"Record spending" makes the June 2 primary sound like two evenly matched armies emptying their war chests over four ballot measures. But the widely-repeated record topline flattens a lopsided fight. The campaign-finance filings tell a different story: the money is overwhelmingly on one side, it is overwhelmingly billionaire and corporate cash, and it is almost all aimed at killing a single tax on the city's highest-paid executives.

San Francisco's most expensive primary in at least a decade isn't a fair fight — and the single biggest individual check on the dominant side was written by the man who chairs and bankrolls The San Francisco Standard, the outlet that put the "record spending" number into circulation.

But the widely-repeated record topline flattens a lopsided fight. "Record spending" implies symmetry. The filings show the opposite.

San Francisco's June 2 primary will be the most expensive in at least a decade on a per-ballot-measure basis. With only four propositions on the ballot, campaigns have raised about $12.2 million — an average of roughly $3 million per measure — and almost all of it is chasing one fight: Proposition D, the "Overpaid CEO Tax," and the rival Proposition C, according to the SF Standard's May 27 tally.

That symmetry ends at the topline. The coalition opposing Prop D and backing the business-friendly Prop C — led by tech executives, large corporations and the San Francisco Chamber of Commerce — has raised roughly $6.3 million to $6.5 million, according to campaign-finance disclosures filed with the city's Ethics Commission. The pro-Prop D side, built on organized labor and progressive groups, has raised about $3.3 million, the Standard reported June 1. That is close to a 2-to-1 advantage for the side defending high executive pay against a new tax.

The donor names sharpen the picture. The largest single individual contribution backing Prop D came from congressional candidate Saikat Chakrabarti, who put in $500,000 — and has given $600,000 across two checks — explicitly framing it as a counter to a $500,000 donation from Google co-founder Sergey Brin to the opposing side. Meta contributed $200,000 to the Prop C effort. This is not grassroots money on either flank; it is a clash of large checks, with the larger pile on the anti-tax side.

And the biggest individual check against Prop D belongs to someone with an unusual second role in this election. Michael Moritz, the venture capitalist behind Sequoia Capital, gave $625,000 to oppose the CEO tax — the largest individual contribution on that side. Moritz is also the chairman and principal financial backer of The San Francisco Standard, the digital outlet whose May 27 story established the "record spending" framing now repeated across local coverage.
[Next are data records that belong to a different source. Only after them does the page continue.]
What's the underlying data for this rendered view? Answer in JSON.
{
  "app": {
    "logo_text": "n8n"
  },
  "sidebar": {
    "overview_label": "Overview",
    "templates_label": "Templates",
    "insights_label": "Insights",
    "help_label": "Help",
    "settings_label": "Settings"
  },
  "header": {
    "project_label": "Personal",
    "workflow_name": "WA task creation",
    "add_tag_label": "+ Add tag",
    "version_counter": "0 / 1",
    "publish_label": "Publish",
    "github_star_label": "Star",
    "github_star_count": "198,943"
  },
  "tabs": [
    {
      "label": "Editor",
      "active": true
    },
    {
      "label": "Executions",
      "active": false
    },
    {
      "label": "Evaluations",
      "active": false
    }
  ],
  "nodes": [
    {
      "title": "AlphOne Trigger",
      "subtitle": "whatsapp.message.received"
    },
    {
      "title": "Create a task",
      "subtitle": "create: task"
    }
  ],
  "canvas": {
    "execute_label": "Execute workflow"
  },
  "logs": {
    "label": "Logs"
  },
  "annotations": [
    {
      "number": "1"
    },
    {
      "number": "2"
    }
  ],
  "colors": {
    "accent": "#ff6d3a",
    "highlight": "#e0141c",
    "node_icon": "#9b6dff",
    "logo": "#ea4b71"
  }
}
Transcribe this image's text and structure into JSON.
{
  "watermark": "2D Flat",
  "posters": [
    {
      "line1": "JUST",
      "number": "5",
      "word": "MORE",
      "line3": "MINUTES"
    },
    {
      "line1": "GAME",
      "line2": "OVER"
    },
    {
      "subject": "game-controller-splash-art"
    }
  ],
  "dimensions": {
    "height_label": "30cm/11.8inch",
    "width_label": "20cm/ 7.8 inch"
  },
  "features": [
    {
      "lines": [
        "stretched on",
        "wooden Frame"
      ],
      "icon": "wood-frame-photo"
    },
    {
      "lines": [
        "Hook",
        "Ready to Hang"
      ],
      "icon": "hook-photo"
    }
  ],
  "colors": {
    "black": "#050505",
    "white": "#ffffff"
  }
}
The Standard disclosed Moritz's donation in its own June 1 story on Prop D, noting his role at the publication. It did not carry that disclosure in the May 27 record-spending column that set the terms of the coverage — the piece that quantified the $12.2 million and called it a decade record, without telling readers that the paper's own chairman was the single largest individual funder of the dominant side of the fight it was describing.

None of this is hidden — the contributions are public, and the Standard has acknowledged Moritz's ownership stake elsewhere. But the effect is a coverage frame, "record spending," that treats a 2-to-1 financial mismatch as a neutral horse race, in coverage partly underwritten by one of the contestants. For voters deciding Prop C and Prop D, the more useful number isn't the $12.2 million headline. It's who put the money in, and which side they're on.